Pois o reino de deus não consiste em palavras, mas em poder





(Publicado originalmente através da Casa1/Editora Monstra no livro "Álbum de memórias", 2022.)

Era verão, estávamos na praia e tínhamos acabado de almoçar. Toda minha família estava na beirada, conversando e nos observando. Eu estava apenas de sunga, sem peitos, brincando com a minha irmã. O dia estava lindo, especificamente naquele lado do mar, onde à tarde se formava uma piscina ao lado do recife. Íntimo. Meu local favorito quando o mar deixava-o existir.

O sol batia nas áreas mais bonitas sem incomodar os olhos. A água estava perfeita e cristalina, quase que consegui ver o siri que por pouco não pisei. Minha avó sempre disse que eu era muito descuidada. Os cardumes faziam seus shows. Eles nadando entre nós e vice-versa. O castanho do recife estava em realce. Onde a água não tocava, se formava uma pequena caverna com suas protuberâncias cortantes. Eu tinha medo de me ralar toda por ali. Uma tarde de graça.

Eles eram lindos e divertidos, a energia descompromissada e fala brincalhona. Me envolvia. Tinham se aproximado de mim e da minha irmã. Os dois primos, um tinha minha idade e outro a da minha irmã. Estávamos nos observando, fazendo o primeiro contato para uma possível boa brincadeira. Não tínhamos muita sorte em fazer novas amizades, então sempre éramos nós e nossos próprios primos nas tardes. Animadas com a possibilidade dessa acontecer.

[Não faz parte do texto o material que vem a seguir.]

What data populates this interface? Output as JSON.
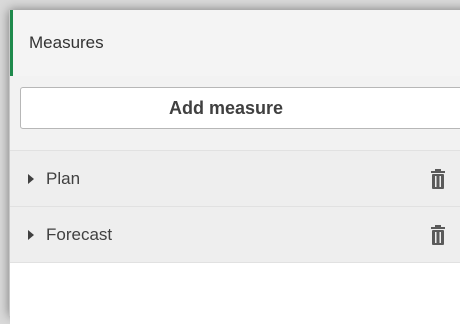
{
  "measures_panel": {
    "title": "Measures",
    "add_button_label": "Add measure",
    "items": [
      {
        "label": "Plan",
        "icon": "trash-icon"
      },
      {
        "label": "Forecast",
        "icon": "trash-icon"
      }
    ],
    "accent_color": "#1f8a4c"
  }
}
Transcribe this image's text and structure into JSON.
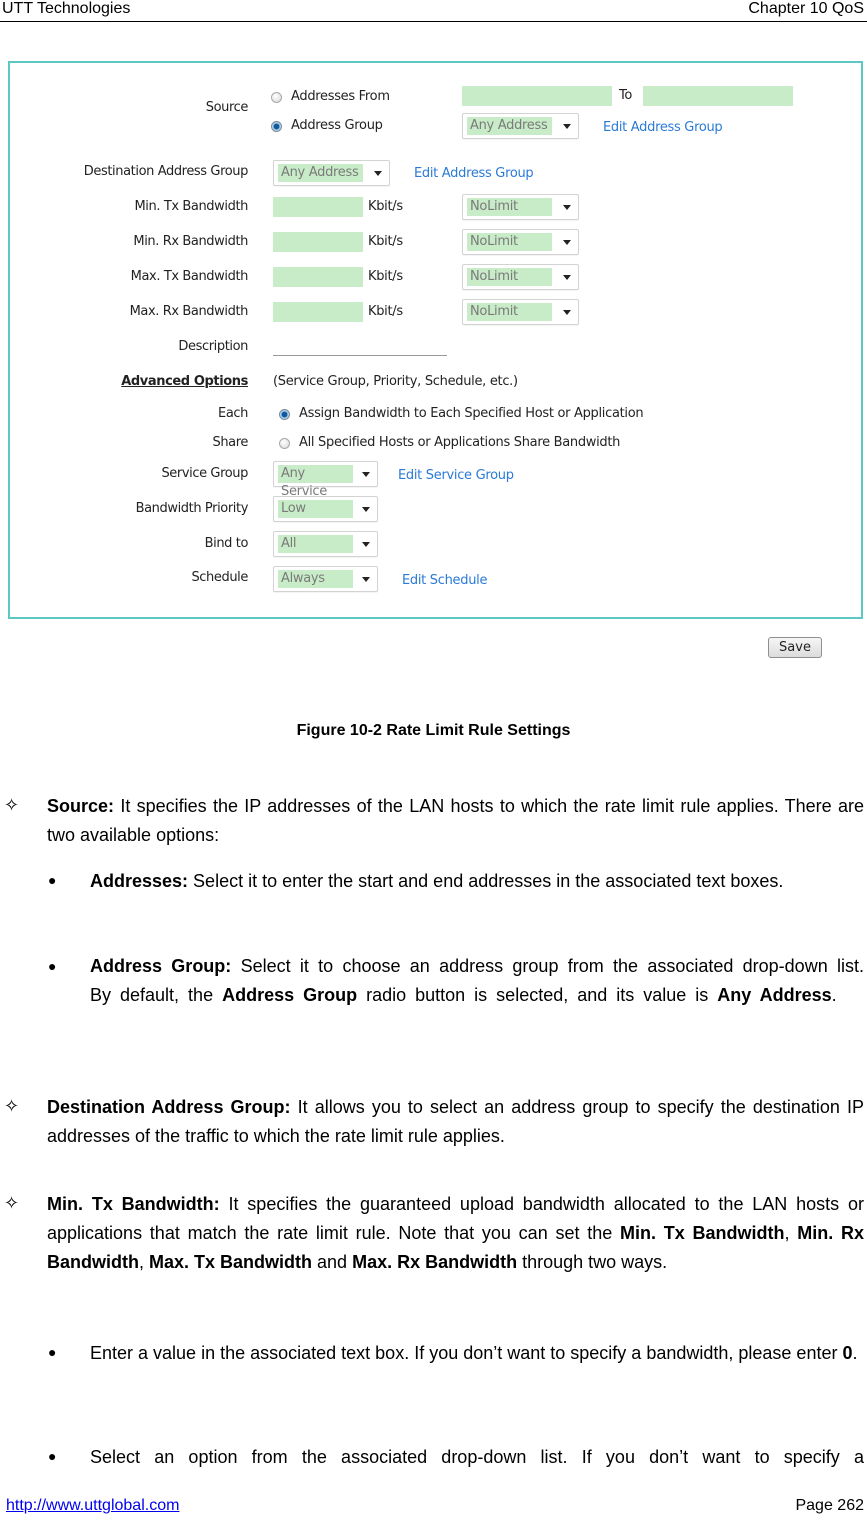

Minha irmã, eloquente, se deu o trabalho de fazer toda a sala. Eu sempre quieta diante de estranhos, resguardada. Mesmo que eu quisesse, quanto maior nossa interação, mais eu me sentia incomodada. Começaram a chamar minha atenção, me agregar valor e nomes, anunciavam nossa diferença e o meu não pertencimento ao mundo dos primos. Intrusa e sem nenhum mundo sob meu domínio, me fechei ainda mais e tentei fingir que apenas os peixes estavam ao meu redor. Ela, presente e de punhos fechados, expulsou os donos de mundo. Fechou a boca dos leões. Aliás, o mundo também a pertence, mesmo que reivindicações tenham sempre que serem feitas.

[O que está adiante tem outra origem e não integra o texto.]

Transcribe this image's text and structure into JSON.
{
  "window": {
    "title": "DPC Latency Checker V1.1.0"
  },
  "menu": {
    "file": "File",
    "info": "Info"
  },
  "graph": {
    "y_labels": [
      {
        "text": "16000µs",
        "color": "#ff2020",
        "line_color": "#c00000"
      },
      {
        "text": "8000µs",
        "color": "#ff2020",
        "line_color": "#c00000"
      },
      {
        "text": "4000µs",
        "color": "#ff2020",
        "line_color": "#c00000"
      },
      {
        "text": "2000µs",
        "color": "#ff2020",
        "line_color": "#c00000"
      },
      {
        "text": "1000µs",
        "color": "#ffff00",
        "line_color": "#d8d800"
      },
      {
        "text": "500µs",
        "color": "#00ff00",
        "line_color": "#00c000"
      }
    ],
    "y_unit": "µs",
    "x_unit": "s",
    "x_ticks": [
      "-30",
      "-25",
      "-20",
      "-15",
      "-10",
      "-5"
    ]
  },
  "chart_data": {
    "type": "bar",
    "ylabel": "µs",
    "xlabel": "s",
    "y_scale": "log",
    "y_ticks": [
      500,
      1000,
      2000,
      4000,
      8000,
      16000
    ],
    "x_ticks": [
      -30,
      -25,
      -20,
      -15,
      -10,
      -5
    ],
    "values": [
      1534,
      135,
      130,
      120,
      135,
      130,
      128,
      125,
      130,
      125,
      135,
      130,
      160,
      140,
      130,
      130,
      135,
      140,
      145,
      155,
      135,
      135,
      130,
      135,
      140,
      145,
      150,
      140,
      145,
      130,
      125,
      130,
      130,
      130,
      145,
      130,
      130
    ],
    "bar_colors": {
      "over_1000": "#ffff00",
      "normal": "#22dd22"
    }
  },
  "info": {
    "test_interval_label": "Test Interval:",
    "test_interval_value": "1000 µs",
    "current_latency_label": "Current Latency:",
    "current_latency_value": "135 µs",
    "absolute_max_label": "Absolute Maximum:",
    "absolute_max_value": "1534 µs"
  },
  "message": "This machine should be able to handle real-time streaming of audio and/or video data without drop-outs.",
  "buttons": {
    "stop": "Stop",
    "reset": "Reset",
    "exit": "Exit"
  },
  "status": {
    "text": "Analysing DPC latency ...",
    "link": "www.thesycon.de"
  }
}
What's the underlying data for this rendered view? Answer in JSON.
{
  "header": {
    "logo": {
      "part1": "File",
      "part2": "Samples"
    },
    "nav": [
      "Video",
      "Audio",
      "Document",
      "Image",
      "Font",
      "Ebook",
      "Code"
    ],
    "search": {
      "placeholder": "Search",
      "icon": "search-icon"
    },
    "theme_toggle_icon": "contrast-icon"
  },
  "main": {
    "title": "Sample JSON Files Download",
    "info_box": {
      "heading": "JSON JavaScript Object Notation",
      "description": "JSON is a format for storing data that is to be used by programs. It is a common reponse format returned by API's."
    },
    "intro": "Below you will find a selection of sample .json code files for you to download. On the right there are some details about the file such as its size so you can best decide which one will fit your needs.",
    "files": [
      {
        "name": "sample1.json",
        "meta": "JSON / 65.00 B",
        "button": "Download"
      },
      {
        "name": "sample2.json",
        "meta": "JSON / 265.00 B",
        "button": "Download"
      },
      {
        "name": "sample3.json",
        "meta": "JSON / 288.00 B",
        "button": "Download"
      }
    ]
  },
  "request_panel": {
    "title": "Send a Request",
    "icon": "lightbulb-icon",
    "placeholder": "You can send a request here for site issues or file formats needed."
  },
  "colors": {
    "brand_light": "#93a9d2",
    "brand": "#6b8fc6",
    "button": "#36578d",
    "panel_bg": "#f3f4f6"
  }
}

Após a retomada do poder, a tarde já não era a mesma. As minhas questões estavam expostas, mais uma vez, e eu não obtive sucesso em cobri-las novamente. Os adultos logo perceberam. Meu pai, também dono de mundo, leão de boca grande e caída, não entendia minha renúncia ao meu domínio herdado por falo e semelhança ao meu genitor. Me cobrava posse do que era meu. Meu pisar no mundo. Já não estava no mar, agora não havia peixes ao meu redor. Fiz promessas de clamar. Perto daquele lugar ainda consegui habitar sem escritura, por pouco tempo. Logo logo todo o mundo teria donos e eu não teria mais onde nadar.